Vladof sticks to its Soviet-core identity: high rate of fire, absurd mag sizes, and zero concern for accuracy. Suppressive fire with vibes.

Gone, But Not Forgotten: Dahl, Atlas, COV, Hyperion

And now, for the memorial portion of this update. Four major brands are absent from Borderlands 4’s confirmed list — and it might not just be a gameplay decision. The Borderlands universe has lore, and the corporations that make your guns are often tied directly to the villains trying to kill you. Which makes some disappearances more than a little suspicious.

Hyperion, once the face of corporate tyranny under Borderlands 2’s antagonist Handsome Jack, has been in freefall ever since his death and the destruction of Helios station. No Jack, no moon base, no smug voiceover telling you to buy more ammo. It’s not just a missing brand — it’s the end of an era.

COV — the Children of the Vault — were essentially the militant wing of Borderlands 3’s Calypso cult. Their makeshift, never-reloading guns were a product of that fanatical ecosystem. With the Calypsos dead and the cult disbanded, there’s no one left to cobble these overheating monstrosities together in a bunker.

Dahl, once the paramilitary go-to with adjustable fire modes, has likely retreated to whatever shadowy PMCs remain off-world. Their absence stings, especially for players who liked to aim before they shot.

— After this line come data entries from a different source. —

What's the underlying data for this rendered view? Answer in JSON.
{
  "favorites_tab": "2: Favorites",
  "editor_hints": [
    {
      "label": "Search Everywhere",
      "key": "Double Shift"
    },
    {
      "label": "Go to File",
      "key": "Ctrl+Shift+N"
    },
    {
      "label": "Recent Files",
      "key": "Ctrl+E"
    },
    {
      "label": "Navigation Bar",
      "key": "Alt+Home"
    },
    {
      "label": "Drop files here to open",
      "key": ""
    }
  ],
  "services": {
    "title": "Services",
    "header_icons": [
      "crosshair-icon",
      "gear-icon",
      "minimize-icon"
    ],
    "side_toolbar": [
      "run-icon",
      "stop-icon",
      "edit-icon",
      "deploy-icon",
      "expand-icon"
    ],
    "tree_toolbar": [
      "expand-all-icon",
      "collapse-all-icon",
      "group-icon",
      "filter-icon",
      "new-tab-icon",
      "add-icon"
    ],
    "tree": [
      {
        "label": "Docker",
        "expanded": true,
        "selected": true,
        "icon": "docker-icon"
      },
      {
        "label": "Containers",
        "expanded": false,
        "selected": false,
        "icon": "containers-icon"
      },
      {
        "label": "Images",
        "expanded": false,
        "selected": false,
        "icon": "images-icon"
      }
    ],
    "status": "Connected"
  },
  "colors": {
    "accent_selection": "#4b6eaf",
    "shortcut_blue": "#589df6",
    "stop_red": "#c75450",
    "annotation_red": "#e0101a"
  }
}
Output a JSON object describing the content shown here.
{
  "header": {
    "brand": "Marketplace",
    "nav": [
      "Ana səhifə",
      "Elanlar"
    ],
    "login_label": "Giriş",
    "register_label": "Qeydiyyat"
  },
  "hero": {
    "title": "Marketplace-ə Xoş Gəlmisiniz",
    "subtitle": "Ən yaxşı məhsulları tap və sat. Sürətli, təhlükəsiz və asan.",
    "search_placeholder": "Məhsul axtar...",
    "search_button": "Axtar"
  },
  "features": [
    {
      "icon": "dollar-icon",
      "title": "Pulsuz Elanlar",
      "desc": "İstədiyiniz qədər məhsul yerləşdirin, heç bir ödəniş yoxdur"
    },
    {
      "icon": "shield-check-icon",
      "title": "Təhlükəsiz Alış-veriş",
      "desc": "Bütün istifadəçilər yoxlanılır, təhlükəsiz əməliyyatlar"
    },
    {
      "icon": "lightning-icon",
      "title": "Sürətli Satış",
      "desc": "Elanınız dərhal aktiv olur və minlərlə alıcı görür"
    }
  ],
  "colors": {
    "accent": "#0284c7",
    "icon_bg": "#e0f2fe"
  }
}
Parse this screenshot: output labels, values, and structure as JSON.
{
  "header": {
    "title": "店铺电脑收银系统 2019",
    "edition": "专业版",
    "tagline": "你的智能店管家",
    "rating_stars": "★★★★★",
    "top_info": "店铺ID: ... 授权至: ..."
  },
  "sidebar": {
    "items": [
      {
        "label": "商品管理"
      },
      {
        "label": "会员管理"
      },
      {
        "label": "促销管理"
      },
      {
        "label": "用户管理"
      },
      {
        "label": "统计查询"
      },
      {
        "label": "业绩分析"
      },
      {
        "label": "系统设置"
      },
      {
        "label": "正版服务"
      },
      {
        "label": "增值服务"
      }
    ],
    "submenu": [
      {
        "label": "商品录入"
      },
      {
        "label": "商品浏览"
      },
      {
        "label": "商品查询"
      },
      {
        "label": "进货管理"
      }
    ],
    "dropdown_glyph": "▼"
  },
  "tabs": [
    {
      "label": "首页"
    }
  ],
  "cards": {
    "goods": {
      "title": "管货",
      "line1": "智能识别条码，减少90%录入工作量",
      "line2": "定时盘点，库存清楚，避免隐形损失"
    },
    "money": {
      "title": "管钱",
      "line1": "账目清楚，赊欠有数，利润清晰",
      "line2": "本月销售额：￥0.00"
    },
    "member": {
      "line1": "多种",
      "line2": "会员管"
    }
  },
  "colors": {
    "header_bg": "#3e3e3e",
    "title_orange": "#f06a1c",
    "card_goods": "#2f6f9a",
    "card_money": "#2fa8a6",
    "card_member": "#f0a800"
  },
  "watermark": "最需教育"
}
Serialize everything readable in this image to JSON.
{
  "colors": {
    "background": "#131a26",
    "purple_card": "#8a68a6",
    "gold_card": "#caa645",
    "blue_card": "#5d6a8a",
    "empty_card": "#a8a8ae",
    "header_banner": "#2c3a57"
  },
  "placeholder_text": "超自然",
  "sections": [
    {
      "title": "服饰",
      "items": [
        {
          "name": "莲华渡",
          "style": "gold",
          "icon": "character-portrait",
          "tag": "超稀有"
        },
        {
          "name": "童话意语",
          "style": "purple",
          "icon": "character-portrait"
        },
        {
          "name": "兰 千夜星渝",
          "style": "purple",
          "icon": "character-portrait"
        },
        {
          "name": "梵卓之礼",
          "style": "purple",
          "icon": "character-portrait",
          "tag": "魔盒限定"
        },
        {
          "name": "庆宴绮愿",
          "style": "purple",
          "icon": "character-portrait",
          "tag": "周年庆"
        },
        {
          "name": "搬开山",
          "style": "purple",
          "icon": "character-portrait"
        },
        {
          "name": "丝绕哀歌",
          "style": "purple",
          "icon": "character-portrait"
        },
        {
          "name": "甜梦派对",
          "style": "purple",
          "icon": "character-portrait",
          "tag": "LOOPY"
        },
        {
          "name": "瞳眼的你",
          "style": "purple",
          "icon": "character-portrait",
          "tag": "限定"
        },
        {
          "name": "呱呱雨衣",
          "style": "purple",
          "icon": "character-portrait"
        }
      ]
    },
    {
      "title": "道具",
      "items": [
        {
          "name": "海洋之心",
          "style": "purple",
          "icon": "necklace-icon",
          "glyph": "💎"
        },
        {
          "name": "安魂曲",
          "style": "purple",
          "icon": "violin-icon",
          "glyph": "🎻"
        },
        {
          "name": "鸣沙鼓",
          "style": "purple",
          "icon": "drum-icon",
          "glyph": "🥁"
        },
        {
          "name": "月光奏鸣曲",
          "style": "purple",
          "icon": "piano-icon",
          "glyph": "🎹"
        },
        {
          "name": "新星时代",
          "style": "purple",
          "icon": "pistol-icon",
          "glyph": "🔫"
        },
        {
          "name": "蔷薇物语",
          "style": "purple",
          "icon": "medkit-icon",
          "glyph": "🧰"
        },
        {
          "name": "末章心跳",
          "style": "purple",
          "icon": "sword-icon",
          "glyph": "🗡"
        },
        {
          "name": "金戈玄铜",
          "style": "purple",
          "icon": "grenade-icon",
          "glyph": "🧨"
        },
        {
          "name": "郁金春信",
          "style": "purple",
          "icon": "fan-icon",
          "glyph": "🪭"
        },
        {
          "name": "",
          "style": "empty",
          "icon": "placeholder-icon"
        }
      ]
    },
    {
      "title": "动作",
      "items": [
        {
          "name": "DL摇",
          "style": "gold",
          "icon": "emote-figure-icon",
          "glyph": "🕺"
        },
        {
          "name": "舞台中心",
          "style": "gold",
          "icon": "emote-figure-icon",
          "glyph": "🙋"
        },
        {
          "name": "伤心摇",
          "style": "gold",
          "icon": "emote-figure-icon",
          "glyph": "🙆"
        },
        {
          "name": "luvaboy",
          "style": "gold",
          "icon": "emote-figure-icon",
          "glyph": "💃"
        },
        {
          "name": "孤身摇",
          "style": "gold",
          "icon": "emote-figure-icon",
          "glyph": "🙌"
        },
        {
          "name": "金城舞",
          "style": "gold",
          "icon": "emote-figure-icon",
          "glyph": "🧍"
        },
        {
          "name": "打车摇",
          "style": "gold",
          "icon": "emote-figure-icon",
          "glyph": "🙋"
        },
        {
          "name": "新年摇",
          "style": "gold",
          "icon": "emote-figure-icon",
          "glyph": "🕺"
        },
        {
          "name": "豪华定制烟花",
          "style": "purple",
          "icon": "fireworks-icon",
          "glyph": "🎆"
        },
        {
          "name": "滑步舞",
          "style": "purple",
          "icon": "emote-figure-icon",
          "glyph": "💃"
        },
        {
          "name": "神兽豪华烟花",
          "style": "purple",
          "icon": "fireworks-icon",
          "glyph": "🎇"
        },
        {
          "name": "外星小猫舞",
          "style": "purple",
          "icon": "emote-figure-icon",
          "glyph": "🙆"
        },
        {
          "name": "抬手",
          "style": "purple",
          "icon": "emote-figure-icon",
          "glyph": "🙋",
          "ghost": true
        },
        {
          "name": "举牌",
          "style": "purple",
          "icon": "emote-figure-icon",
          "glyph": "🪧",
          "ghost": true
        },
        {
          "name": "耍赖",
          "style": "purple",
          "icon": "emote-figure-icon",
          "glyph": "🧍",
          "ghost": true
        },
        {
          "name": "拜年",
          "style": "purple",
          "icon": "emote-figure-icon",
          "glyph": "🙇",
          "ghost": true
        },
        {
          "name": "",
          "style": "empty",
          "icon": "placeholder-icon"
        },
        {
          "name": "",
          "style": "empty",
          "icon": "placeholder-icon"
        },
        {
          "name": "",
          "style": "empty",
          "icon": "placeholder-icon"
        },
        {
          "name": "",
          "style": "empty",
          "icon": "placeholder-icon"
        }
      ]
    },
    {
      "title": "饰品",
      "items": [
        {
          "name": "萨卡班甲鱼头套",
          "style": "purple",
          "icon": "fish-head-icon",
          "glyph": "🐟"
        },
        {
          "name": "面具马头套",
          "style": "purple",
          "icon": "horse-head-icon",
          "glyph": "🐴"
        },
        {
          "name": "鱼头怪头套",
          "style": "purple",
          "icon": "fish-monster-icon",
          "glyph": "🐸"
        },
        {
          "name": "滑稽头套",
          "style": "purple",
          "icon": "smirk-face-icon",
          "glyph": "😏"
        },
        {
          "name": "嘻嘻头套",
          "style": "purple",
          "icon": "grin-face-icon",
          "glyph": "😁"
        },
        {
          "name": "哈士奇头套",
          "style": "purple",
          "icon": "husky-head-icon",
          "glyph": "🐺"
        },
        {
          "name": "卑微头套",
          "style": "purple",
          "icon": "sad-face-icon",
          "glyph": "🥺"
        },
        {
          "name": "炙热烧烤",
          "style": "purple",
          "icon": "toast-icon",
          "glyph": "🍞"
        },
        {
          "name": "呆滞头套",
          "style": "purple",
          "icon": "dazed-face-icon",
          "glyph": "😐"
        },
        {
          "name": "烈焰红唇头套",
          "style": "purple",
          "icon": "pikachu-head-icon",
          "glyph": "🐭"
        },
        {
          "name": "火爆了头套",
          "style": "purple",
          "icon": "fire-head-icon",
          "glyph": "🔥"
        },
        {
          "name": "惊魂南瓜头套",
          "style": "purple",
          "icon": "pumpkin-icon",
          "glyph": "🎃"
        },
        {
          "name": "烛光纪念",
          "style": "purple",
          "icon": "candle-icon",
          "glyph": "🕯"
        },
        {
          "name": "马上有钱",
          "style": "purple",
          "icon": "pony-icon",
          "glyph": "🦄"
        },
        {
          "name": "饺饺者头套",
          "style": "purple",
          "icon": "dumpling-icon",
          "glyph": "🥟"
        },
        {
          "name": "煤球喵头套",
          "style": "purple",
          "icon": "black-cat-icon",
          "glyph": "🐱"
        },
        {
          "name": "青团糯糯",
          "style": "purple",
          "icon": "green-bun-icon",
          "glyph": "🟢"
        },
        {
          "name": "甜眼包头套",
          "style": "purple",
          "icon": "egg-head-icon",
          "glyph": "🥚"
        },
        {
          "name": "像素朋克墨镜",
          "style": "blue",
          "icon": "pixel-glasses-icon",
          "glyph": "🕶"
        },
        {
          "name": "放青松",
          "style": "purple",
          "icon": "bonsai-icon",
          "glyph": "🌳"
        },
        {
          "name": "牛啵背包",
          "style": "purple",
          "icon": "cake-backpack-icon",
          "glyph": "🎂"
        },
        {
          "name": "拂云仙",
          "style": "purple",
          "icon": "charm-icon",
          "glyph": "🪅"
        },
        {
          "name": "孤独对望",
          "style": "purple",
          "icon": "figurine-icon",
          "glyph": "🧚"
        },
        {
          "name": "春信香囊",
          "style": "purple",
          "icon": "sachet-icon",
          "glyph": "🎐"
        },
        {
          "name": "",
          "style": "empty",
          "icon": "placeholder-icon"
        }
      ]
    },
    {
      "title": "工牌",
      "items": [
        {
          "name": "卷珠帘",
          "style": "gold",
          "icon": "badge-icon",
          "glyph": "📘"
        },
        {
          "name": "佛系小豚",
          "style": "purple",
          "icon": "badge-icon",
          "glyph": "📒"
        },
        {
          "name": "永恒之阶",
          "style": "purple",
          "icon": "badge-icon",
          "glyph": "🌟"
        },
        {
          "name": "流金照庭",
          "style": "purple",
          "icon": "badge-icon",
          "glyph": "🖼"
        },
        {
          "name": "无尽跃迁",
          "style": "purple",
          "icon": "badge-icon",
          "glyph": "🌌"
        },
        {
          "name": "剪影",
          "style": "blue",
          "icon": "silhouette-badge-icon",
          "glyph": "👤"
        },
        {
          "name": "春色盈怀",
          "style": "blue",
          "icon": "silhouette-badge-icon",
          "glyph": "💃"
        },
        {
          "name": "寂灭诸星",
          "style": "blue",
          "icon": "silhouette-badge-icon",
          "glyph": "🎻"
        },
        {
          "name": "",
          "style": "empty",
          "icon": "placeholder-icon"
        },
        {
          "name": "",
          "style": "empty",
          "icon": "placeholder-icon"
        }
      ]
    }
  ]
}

Atlas, despite its corporate rebranding under Rhys Strongfork, has gone quiet. Maybe they’re too busy making smart bullet NFTs. Or maybe Rhys finally ran the company into the ground with one too many mustache-related decisions.

The State of the (Gun)ion

If Borderlands 4’s weapons roster tells us anything, it’s that the franchise is moving away from the polished sheen of corporate sci-fi and deeper into the grime of unstable, untested firepower. The new manufacturers lean heavily into mechanics that reward — or punish — experimentation. And by trimming legacy brands like Hyperion and COV, the game seems to be distancing itself from old villains, letting fresh threats and fresher guns take center stage.

But don’t be surprised if one or two of the missing brands make a comeback down the line. In this galaxy, no one ever really dies — they just respawn somewhere else with a new trademark.